Die wenigen, sehr sittsamen Sexszenen wirken in diesem Zusammenhang recht bemüht, als müsse sich die Regie förmlich zwingen, auch die derberen Aspekte der Vorlage zu berücksichtigen, um mit dem erfolgreichen Vorläufer „Feuchtgebiete“ mithalten zu können. Auch in manchen Dialogen wird diese Schwunglosigkeit zum Problem. Elizabeths fachkundige Erläuterungen zu Sextoys und Fadenwürmern klingen oft albern.

Dabei hat Wortmanns Film verquält kalkulierte Grenzüberschreitungen gar nicht nötig, denn seine Stärke liegt in der beklemmenden und gleichzeitig sehr zurückhaltenden Auseinandersetzung mit Elizabeths Trauer, mit ihren vielfältigen Ängsten und Albträumen.

Kuscheln auf der Heizdecke

So unterschiedlich die Ansätze von Helen und Elizabeth auch sind, in ihrer körperlichen Genussfähigkeit ähneln sich die beiden genauso wie im Hang zur Selbstbestrafung.
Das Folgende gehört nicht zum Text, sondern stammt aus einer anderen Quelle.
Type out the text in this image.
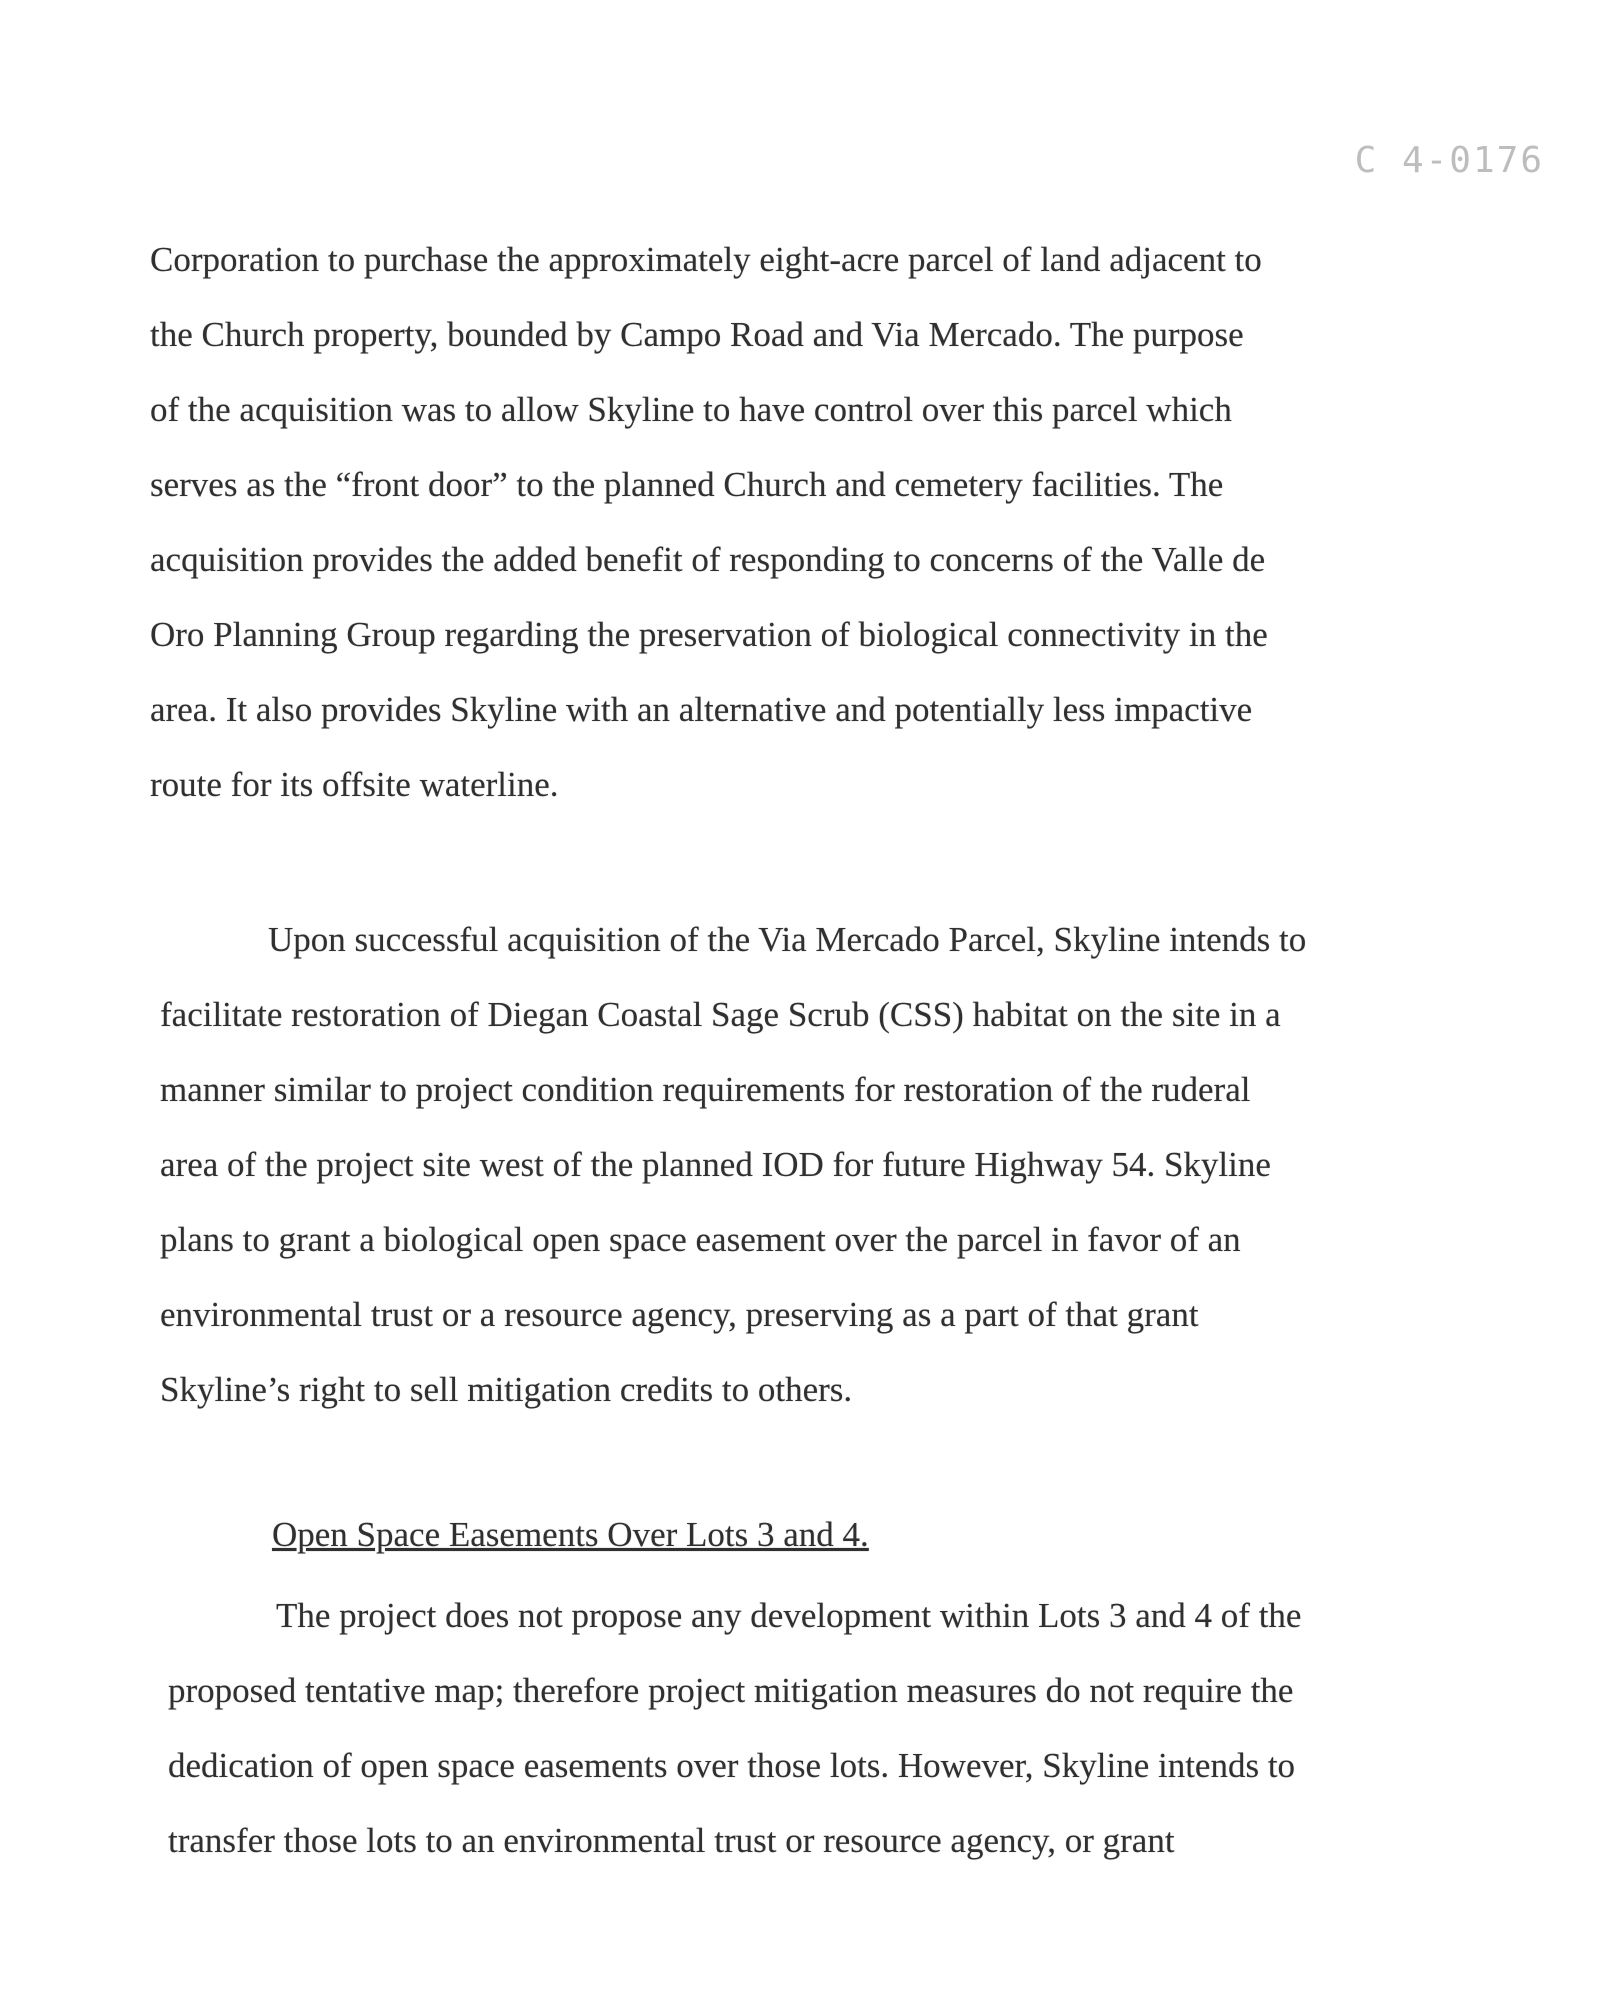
C 4-0176

Corporation to purchase the approximately eight-acre parcel of land adjacent to
the Church property, bounded by Campo Road and Via Mercado. The purpose
of the acquisition was to allow Skyline to have control over this parcel which
serves as the “front door” to the planned Church and cemetery facilities. The
acquisition provides the added benefit of responding to concerns of the Valle de
Oro Planning Group regarding the preservation of biological connectivity in the
area. It also provides Skyline with an alternative and potentially less impactive
route for its offsite waterline.

Upon successful acquisition of the Via Mercado Parcel, Skyline intends to
facilitate restoration of Diegan Coastal Sage Scrub (CSS) habitat on the site in a
manner similar to project condition requirements for restoration of the ruderal
area of the project site west of the planned IOD for future Highway 54. Skyline
plans to grant a biological open space easement over the parcel in favor of an
environmental trust or a resource agency, preserving as a part of that grant
Skyline’s right to sell mitigation credits to others.

Open Space Easements Over Lots 3 and 4.

The project does not propose any development within Lots 3 and 4 of the
proposed tentative map; therefore project mitigation measures do not require the
dedication of open space easements over those lots. However, Skyline intends to
transfer those lots to an environmental trust or resource agency, or grant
Während sich die eine in „Feuchtgebiete“ wortwörtlich den Arsch aufreißt, um ihren Krankenhausaufenthalt zu verlängern und damit die Beziehung zum Pfleger Robin zu intensivieren, beschäftigt sich die andere minutiös mit ihrem Ableben und sucht nach geeigneten Prostituierten für ihren Mann. Lust und Schmerz liegen in beiden Geschichten nah beieinander.

Helen zeigt in „Feuchtgebiete“ der verklemmten Gesellschaft den Stinkefinger und genießt allen Problemen zum Trotz ihren Körper, Elizabeth kuschelt aber lieber privat auf einer neuen Heizdecke. Das von der Norm abweichende Verhalten der Figuren ist eben nicht pervers, sondern bloß eine Strategie, um mit psychischem Leid umzugehen.

Schoßgebete. Deutschland 2014. Regie: Sönke Wortmann. Mit Lavinia Wilson, Jürgen Vogel, Juliane Köhler, Robert Gwisdek, Pauletta Pollman. 93 Minuten. Ab 16 Jahren.